You are a true inspiration. I’m so glad to know you (virtually anyway) – you add smiles to my life!!
And your chocolate cake looks just perfect. A perfect nod to finding balance in life! xoxo
Thank you so much, Marissa!!! Glad to know you too!!! Thank you for the support and encouragement and friendship!!! and yes, the bullies are probably the ones who are the most lost and need love.
Alice, I got goosebumps reading this. I’ve been on the round side all my life. While I was fortunate enough not to be bullied (my heart goes out to you), I have been DUMPED for being too pudgy and believe me, that ripped my soul to shreds. I lost 15kg out of sheer depression and when I finally pulled myself out of it, the happy weight came piling back on. I’m pretty fit but still on the round side, but I’m healthy and more importantly HAPPY.
I’m so glad you pulled through and as horrible as it was, it made you a stronger person. You’re gorgeous, no matter what size. Being healthy and a great role model for your girls is what matters. 🙂
Nagi, thank you so much!!! I love that you are healthy and happy! and yes, that is all that matters!!!! the crap that I went through made me stronger! 😛 thank you so much for the support and yes, i just need to focus on being a role model for my girls!!!
Sarah @ Savoring Spoon says
Alice, thank you for sharing your story! It’s very moving, and speaks a lot about your perseverance and insight. People who make fun of others are the worst, and elementary school can be a very cruel place sometimes.

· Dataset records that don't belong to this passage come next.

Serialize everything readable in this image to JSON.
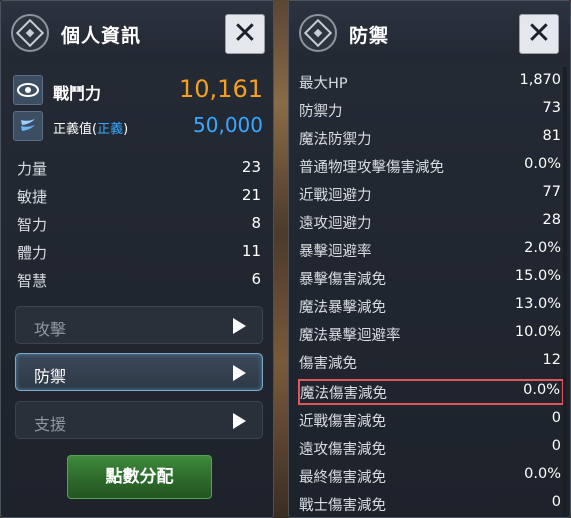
{
  "left_panel": {
    "title": "個人資訊",
    "close_label": "✕",
    "combat_power": {
      "label": "戰鬥力",
      "value": "10,161"
    },
    "justice": {
      "label_prefix": "正義值(",
      "label_tag": "正義",
      "label_suffix": ")",
      "value": "50,000"
    },
    "stats": [
      {
        "label": "力量",
        "value": "23"
      },
      {
        "label": "敏捷",
        "value": "21"
      },
      {
        "label": "智力",
        "value": "8"
      },
      {
        "label": "體力",
        "value": "11"
      },
      {
        "label": "智慧",
        "value": "6"
      }
    ],
    "nav_buttons": [
      {
        "label": "攻擊",
        "active": false
      },
      {
        "label": "防禦",
        "active": true
      },
      {
        "label": "支援",
        "active": false
      }
    ],
    "allocate_label": "點數分配"
  },
  "right_panel": {
    "title": "防禦",
    "close_label": "✕",
    "rows": [
      {
        "label": "最大HP",
        "value": "1,870"
      },
      {
        "label": "防禦力",
        "value": "73"
      },
      {
        "label": "魔法防禦力",
        "value": "81"
      },
      {
        "label": "普通物理攻擊傷害減免",
        "value": "0.0%"
      },
      {
        "label": "近戰迴避力",
        "value": "77"
      },
      {
        "label": "遠攻迴避力",
        "value": "28"
      },
      {
        "label": "暴擊迴避率",
        "value": "2.0%"
      },
      {
        "label": "暴擊傷害減免",
        "value": "15.0%"
      },
      {
        "label": "魔法暴擊減免",
        "value": "13.0%"
      },
      {
        "label": "魔法暴擊迴避率",
        "value": "10.0%"
      },
      {
        "label": "傷害減免",
        "value": "12"
      },
      {
        "label": "魔法傷害減免",
        "value": "0.0%"
      },
      {
        "label": "近戰傷害減免",
        "value": "0"
      },
      {
        "label": "遠攻傷害減免",
        "value": "0"
      },
      {
        "label": "最終傷害減免",
        "value": "0.0%"
      },
      {
        "label": "戰士傷害減免",
        "value": "0"
      }
    ],
    "highlighted_row": "魔法傷害減免"
  }
}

Your story is an inspiration to live happy and healthy. I’m sure you make a remarkable role model to your daughters, and they are so fortunate to have a mom like you.
Sarah @ Savoring Spoon says
And of course, this cake looks delicious! The cream cheese frosting, covering the sour cream cake, sounds like something from a dream. It must be so soft and silky.
Alice, the story of personal experience which runs deep is the most compelling to read. Thank you for sharing yours so that anyone who is subject to cruel insensitivity may have hope to rise above. Brilliant, heartfelt post!
Jo Page says
DO NOT PRINT DIRECTLY FROM BLOG. I just stopped my printer after the 21st PAGE to get a one page recipe! I have no idea how many more pages it would have wasted.
21 pages?! of comments? Did you select the print icon from the recipe card? Checking this out now. So sorry about that!
Hi again! yes, if you print directly from the blog, you are basically printing the entire post with all of the comments. . Hit the “print recipe card” button on the recipe card and it will just print the recipe! Sorry again!
I love it ! I LOVE IT! Very much!
Texture and flavour it’s just SO RIGHT!
I must THANK YOU!! I would hug you so hard !
Hooray!!! Thank you, Mae!
Hi, I’m making a unicorn birthday cake and I was wondering if this cake could be divided into 3 six inch pans instead? In the comments on your other chocolate cake recipe you said this one was more stable for tiers.
Hi Reem, yes, I think so . . but with any cake for a birthday party, I would certainly TEST beforehand. Hope that helps!